Die zentrale Frage in James' Novelle ist die, nach der Ehrbarkeit von Mrs. Headway. Alle ahnen, dass es damit nicht weit hergeholt ist. Der Einzige, der - abgesehen von Mrs Headway - die Wahrheit kennt, hält sich bedeckt. Bemerkenswert ist an dieser Stelle die Scheinheiligkeit der Männerwelt. Die Männer liegen Mrs. Headway zu Füßen, jedoch nur, wenn es keiner sieht. "Mann" sucht ihre Nähe, jedoch nur fernab von der "feinen Gesellschaft". Und gleichzeitig verdammen die Männer Mrs. Headway aufgrund ihrer Vergangenheit. Sie sind sich einig, dass Mrs.

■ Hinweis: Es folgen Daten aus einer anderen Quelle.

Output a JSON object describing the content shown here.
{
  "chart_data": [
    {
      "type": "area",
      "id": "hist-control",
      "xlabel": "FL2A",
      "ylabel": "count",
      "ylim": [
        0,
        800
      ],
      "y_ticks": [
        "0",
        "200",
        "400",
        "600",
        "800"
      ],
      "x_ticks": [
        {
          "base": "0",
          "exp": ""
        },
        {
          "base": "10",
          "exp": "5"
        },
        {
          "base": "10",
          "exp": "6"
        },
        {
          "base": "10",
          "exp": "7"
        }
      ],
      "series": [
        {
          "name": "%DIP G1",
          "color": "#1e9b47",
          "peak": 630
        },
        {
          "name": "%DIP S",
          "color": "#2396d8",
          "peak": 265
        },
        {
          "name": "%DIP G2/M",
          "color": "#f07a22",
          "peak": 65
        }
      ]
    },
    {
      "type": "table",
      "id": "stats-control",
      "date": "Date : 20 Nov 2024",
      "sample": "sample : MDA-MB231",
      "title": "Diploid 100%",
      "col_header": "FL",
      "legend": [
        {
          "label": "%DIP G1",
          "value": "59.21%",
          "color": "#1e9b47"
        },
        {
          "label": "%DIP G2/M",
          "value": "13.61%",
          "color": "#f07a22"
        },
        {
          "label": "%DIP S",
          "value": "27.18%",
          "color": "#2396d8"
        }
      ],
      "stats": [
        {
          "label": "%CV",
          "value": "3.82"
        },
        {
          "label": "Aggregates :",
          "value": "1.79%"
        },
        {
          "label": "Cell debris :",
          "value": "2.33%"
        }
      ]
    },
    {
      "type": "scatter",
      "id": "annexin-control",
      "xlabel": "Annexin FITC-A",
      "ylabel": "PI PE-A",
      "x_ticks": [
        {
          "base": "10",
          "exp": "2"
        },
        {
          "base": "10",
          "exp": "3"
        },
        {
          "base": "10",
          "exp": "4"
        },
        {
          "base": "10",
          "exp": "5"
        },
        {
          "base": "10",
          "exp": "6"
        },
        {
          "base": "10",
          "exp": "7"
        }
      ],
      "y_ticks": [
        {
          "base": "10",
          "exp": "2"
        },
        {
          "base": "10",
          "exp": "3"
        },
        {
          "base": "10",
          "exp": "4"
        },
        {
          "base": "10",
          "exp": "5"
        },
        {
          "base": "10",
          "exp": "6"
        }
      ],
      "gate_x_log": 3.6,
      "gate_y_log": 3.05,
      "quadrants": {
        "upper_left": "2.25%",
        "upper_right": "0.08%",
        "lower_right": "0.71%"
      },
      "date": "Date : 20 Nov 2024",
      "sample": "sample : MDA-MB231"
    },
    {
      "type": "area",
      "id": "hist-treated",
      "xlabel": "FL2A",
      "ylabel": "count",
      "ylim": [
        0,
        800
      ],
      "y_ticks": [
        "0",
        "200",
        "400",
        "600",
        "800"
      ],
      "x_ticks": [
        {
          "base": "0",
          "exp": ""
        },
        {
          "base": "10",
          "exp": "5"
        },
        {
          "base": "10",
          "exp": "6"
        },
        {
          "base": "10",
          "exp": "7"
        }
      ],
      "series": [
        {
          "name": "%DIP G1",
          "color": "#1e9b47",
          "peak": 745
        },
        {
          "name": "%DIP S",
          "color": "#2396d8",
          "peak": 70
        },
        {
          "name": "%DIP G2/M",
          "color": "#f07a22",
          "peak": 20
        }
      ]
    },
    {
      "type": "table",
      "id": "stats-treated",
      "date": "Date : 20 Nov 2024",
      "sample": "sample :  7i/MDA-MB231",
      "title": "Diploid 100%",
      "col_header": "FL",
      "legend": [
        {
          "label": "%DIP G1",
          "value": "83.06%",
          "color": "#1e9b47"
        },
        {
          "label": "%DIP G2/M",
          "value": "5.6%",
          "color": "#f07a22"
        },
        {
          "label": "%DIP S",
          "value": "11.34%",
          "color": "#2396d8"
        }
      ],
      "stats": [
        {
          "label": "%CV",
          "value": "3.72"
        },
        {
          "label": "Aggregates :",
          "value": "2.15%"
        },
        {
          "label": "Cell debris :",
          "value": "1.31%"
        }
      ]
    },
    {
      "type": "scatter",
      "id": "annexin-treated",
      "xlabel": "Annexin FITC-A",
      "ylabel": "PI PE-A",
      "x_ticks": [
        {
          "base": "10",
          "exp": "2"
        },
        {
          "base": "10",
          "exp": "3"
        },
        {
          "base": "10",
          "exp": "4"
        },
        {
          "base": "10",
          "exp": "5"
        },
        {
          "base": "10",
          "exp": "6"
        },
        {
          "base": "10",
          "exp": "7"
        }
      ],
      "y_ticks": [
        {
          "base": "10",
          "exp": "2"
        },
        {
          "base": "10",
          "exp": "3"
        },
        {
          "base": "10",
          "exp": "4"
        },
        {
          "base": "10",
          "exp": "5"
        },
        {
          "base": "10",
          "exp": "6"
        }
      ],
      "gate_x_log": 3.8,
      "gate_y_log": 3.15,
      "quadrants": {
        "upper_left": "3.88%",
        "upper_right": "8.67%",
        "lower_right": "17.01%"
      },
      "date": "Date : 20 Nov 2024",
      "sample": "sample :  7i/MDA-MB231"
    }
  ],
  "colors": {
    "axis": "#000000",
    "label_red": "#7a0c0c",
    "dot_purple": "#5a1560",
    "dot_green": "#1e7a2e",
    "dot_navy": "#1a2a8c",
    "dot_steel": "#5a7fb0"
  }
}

Headway auf gar keinen Fall zur Gesellschaft gehören darf. Alles andere wäre ein Skandal.

"Waterville wollte, dass sie blieb; wenn er sie ansah, fühlte er sich, als betrachte er ein bezauberndes Bild. Ihr langes Haar mit den schönen dichten Locken war von einem Schwarz, wie es heute selten geworden ist; ihr Gesicht besaß die Frische einer weißen Blüte; ihr Profil, wenn sie den Kopf drehte, war so rein und makellos wie der Umriss einer Kamee." (s. 15 f.)

Fazit:
Eine humorvolle Geschichte über Ehrbarkeit, Scheinheiligkeit und die sogenannte feine Gesellschaft. Ich habe diese Novelle mit großem Vergnügen gelesen. Insbesondere der zeitlose Sprachstil von Henry James hat es mir dabei angetan.